Retornei às minhas origens, para o interior da Bahia, no semiárido, e pude vivenciar naquele contexto o movimento de sankofa – importante provérbio tradicional entre os povos de língua Akan, da África Ocidental, simbolizado por um pássaro mítico que voa para frente e tem a cabeça voltada para trás: “retornar ao passado para ressignificar o presente e construir o futuro”. Como um ensinamento, o sankofa transformou minha cosmovisão diante da vida, de minhas origens sertanejas e foi em meio a este cenário rodeada de filosofias ancestrais, que retornei para o conviver com mainha e com as mulheres da minha família.
Matriarcas de quase 95 anos que dedicaram suas vidas ao viver na roça, arando o feijão.
Em um momento de profunda tristeza, revolta e desesperança, transmutei minha dor em ação e, ao lado da professora e historiadora Ana Maria Ferreira e do professor e empreendedor Jackson Ferreira, criamos o movimento “Teatro Escola Sertão Vivo, um projeto inovador e ousado de enfrentamento à desnutrição cultural em nossa região.
Levamos o teatro, literatura, noções de empreendedorismo e formação socioemocional para mulheres na comunidade da Quixaba, zona rural da cidade.
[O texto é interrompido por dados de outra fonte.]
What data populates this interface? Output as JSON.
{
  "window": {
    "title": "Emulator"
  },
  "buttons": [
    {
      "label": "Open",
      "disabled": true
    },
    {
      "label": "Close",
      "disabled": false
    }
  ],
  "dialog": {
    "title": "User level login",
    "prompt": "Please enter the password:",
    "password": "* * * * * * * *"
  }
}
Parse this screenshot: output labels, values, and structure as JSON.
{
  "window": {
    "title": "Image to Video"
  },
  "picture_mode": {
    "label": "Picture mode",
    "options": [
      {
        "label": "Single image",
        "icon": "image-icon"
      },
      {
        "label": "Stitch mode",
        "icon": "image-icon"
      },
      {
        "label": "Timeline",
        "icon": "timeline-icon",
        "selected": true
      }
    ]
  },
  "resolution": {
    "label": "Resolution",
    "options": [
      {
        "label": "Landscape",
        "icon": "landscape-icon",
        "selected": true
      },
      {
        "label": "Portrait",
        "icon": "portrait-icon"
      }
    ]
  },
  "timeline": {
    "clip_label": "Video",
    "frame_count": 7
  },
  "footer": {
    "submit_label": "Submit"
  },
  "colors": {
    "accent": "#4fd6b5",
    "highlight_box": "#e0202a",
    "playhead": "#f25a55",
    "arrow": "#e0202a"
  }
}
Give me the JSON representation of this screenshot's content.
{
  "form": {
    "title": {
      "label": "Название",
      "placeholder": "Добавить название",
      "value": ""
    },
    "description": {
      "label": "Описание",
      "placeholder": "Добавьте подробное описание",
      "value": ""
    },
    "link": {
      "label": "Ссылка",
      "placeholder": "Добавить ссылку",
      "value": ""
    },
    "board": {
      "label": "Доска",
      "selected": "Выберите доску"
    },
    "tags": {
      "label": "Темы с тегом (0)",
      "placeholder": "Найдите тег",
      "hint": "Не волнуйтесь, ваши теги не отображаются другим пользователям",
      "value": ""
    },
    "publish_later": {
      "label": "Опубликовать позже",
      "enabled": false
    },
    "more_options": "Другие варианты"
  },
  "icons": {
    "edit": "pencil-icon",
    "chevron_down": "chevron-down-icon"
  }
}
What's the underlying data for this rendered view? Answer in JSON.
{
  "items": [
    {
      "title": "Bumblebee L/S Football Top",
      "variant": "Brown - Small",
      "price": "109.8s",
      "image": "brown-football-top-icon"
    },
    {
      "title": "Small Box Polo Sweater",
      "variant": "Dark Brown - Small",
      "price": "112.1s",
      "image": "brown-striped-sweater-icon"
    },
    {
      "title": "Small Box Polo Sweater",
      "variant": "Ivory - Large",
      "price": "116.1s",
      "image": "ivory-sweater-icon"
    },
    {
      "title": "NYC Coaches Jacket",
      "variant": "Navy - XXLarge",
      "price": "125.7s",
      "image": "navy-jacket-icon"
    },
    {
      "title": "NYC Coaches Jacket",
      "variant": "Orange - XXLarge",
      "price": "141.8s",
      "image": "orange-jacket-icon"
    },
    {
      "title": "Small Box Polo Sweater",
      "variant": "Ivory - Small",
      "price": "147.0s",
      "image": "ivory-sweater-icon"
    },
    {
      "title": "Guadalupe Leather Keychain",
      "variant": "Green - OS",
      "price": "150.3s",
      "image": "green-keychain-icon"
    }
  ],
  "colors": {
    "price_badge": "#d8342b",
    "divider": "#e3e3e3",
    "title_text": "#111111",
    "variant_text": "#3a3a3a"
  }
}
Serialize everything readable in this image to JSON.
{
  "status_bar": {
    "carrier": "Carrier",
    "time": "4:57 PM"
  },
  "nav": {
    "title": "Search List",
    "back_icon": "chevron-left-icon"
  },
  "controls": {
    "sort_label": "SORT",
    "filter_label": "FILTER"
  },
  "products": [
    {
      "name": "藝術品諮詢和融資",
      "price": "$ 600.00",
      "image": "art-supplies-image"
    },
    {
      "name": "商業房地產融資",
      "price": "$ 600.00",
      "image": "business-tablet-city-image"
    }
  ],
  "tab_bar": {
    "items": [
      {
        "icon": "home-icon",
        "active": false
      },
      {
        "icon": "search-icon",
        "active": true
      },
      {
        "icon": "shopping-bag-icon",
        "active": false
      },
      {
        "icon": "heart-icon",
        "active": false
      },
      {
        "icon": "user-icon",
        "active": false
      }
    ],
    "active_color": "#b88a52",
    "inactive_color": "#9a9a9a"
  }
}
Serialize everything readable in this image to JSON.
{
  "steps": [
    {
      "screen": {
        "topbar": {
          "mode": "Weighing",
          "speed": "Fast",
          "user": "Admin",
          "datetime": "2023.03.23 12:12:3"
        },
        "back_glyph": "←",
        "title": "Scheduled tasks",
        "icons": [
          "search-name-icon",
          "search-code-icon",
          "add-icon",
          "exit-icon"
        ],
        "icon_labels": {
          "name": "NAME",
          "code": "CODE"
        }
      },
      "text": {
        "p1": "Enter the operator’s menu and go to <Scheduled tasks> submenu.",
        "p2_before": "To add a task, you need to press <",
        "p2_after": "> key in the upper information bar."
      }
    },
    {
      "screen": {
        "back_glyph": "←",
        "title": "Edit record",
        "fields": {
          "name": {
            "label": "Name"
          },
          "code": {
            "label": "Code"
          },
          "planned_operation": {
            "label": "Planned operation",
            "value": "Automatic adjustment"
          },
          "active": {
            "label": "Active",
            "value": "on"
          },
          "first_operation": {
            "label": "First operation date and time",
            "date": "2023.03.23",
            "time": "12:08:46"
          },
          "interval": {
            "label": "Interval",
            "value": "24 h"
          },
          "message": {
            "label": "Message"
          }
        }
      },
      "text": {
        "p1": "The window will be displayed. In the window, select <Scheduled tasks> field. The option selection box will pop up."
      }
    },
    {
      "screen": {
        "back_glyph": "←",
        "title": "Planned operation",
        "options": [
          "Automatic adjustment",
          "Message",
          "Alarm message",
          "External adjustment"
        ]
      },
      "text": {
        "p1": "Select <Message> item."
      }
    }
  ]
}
Assim como falou o filósofo e ativista indígena, Ailton Krenak, “O presente é ancestral” porque nos possibilita conectar com a nossa história, vivenciar nossas origens e, a partir daí, organizar, coletivamente, formas de luta.
Aqui encontrei mulheres líderes, empreendedoras, matrigestoras, cheias de histórias potentes. Vi um “Brasil” anônimo se revelar diante do “Brazil”. Ao longo dos dias e do reencontro com o rural, fui entendendo que a minha dor transmutada em ação abriria caminhos para que outras mulheres, e seus filhos, tivessem acesso ao que vivenciei nos palcos: pensamento criativo, autoestima, consciência crítica.
Gilberto Gil definiu Cultura como sendo “algo ordinário, pois cultura é feijão com arroz, é necessidade básica, tem que estar na cesta básica de todo mundo”. Foi daí que entendi que essa seria a minha lógica de resposta ao sistema que muitas vezes se camufla em frases como as que abriram esse texto.
Ao mesmo tempo, penso que estamos construindo coletivamente um movimento de pensar fazer teatro a partir de ações artístico-pedagógicas referendadas no amor como uma proposta de ação comunitária dentro de um cenário que reflete um país que renega sua própria origem rural e condiciona as mulheres em situações subalternas, inferiorizando-as, porque há uma agenda em vigor que é colonial e que privilegia o homem.
Voltar para casa me trouxe uma visão genuína, a certeza de que minha arte e minha pedagogia são armas letais contra a pobreza e a ausência de investimentos na cultura e educação. E eu sei que será daqui, das entranhas do interior da Bahia, que surgirão os maiores artistas, cientistas, pesquisadores e líderes porque nós, mulheres – e onde quer que vocês estejam – podemos lutar e nos inspirar como uma mulher sertaneja luta: apesar da seca, escolha a abundância de conhecimento, apesar da escassez de oportunidade, crie seu próprio palco.
Não espere convites, seja você a quem convida. E estamos convidando vocês a perceberem que o que separa o Brasil da capital e o Brasil do interior é: investimento e visão atrelados à oportunidade.